# The Star



## Asancta (Jul 28, 2015)

I wanted to name it Deneb but no one would've known what I'm talking about so here it goes:simply "The Star"


----------



## TerryCurley (Jan 4, 2015)

Deneb (/ˈdɛnɛb/; α Cyg, α Cygni, Alpha Cygni) is the brightest star in the constellation Cygnus, it is one of the vertices of the Summer Triangle and forms the 'head' of the Northern Cross. It is the 19th brightest star in the night sky, with an apparent magnitude of 1.25. A blue-white supergiant, Deneb is also one of the most luminous nearby stars. However, its exact distance (and hence luminosity) has been difficult to calculate; it is estimated to be somewhere between 55,000 and 196,000 times as luminous as the Sun.

Isn't the internet wonderful. Instant knowledge.

The painting is wonderful as is all your paintings Asancta. I find the lady especially beautiful. The background is a real attention getter.


----------



## Asancta (Jul 28, 2015)

Thank you Terry.However I must confess I am the world's dumbest photographer and another painter(hyperealistic one...lol they can't think out of the box  lol) said that the head looks slightly bigger.Not really,is just my camera and the hand that takes the pictures that are just dumb.Also the colors are not 100% accurate here...grrrrrrrr Let me try it again...eh well...


----------



## TerryCurley (Jan 4, 2015)

Yes this is a much better photo. I like it even more now. You can tell the original photo was distorted because the bottom diameter is much smaller than the top diameter. I use my cell phone to take pictures and I found a 'grid' setting that has helped me a lot. If I can get the picture sitting on the grid lines I know that the camera is tilted the way it needs to be. 

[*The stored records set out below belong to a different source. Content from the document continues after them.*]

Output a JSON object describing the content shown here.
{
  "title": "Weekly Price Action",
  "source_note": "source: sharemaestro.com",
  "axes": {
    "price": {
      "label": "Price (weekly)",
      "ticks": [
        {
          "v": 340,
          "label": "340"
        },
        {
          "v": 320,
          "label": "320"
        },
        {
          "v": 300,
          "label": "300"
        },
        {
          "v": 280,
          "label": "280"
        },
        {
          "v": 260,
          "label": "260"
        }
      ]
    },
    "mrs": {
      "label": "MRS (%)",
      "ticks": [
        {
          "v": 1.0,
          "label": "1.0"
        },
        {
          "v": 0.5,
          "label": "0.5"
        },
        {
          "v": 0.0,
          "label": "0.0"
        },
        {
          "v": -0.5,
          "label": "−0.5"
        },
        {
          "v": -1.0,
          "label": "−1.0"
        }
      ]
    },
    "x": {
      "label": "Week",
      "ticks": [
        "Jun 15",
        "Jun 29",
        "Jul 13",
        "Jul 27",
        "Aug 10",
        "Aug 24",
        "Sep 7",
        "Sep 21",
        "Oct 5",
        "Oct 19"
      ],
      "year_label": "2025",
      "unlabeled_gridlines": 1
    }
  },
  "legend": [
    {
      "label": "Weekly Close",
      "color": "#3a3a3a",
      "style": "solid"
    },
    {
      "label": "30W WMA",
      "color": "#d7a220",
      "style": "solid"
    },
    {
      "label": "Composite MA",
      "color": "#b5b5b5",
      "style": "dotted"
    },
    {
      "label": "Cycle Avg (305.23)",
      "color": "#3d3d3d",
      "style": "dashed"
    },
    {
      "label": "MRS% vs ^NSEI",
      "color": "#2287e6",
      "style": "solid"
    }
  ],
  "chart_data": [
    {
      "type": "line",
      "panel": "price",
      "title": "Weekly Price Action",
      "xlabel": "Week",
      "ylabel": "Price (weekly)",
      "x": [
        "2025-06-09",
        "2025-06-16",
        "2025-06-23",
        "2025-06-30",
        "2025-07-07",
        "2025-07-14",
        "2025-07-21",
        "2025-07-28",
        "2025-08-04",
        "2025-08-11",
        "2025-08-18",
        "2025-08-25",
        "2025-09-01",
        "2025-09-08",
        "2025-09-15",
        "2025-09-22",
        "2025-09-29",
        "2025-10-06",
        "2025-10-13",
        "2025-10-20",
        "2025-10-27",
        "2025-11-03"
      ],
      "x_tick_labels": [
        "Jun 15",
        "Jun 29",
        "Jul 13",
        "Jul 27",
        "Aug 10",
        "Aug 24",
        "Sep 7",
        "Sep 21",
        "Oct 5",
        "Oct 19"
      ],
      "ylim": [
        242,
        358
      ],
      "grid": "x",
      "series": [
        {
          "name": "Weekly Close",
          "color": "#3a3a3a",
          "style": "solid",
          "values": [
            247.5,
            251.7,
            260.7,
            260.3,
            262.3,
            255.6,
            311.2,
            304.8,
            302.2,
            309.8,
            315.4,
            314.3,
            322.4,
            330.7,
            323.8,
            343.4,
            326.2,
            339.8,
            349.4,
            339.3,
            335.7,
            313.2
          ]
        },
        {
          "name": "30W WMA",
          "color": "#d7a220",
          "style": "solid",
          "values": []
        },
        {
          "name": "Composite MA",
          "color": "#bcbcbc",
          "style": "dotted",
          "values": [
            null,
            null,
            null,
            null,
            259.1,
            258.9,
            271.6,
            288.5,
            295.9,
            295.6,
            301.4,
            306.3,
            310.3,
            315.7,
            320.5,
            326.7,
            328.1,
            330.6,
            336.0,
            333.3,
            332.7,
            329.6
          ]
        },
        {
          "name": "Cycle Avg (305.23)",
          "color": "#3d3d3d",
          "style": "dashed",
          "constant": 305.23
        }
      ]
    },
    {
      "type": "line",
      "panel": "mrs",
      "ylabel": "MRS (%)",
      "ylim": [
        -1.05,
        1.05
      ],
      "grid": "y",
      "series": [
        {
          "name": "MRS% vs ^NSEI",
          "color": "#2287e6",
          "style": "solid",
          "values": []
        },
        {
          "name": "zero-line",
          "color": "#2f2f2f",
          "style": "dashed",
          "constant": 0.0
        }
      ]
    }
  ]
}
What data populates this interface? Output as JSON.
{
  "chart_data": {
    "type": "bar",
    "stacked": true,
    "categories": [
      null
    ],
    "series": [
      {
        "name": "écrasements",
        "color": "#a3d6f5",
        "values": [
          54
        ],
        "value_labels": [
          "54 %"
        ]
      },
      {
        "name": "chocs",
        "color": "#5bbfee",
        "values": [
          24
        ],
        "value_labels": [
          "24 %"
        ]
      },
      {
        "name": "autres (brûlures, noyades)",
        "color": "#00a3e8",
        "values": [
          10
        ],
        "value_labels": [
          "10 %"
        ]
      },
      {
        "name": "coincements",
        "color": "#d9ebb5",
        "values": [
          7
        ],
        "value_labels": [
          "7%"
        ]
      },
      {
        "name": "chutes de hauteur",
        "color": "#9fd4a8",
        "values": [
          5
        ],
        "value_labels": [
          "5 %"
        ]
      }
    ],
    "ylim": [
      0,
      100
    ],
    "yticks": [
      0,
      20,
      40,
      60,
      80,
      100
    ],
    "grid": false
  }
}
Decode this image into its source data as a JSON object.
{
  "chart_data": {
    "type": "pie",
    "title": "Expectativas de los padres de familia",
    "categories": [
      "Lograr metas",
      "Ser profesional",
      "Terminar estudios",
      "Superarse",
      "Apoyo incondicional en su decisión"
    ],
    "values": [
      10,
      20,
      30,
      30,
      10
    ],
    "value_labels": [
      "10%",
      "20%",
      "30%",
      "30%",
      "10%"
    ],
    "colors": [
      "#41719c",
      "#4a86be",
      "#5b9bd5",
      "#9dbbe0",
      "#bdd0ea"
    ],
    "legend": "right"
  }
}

Taking photos outside brings out the true colors of the painting for me. I don't care to do that in the cold though.


----------



## Haley (Dec 4, 2015)

I am ridiculously in love with this! 

I can never make hair look right when I try with a human subject.

Also, just on a personal note, I kinda like it when I don't know what the artist means by the name,
so I probably would have enjoyed "Deneb" better! haha


----------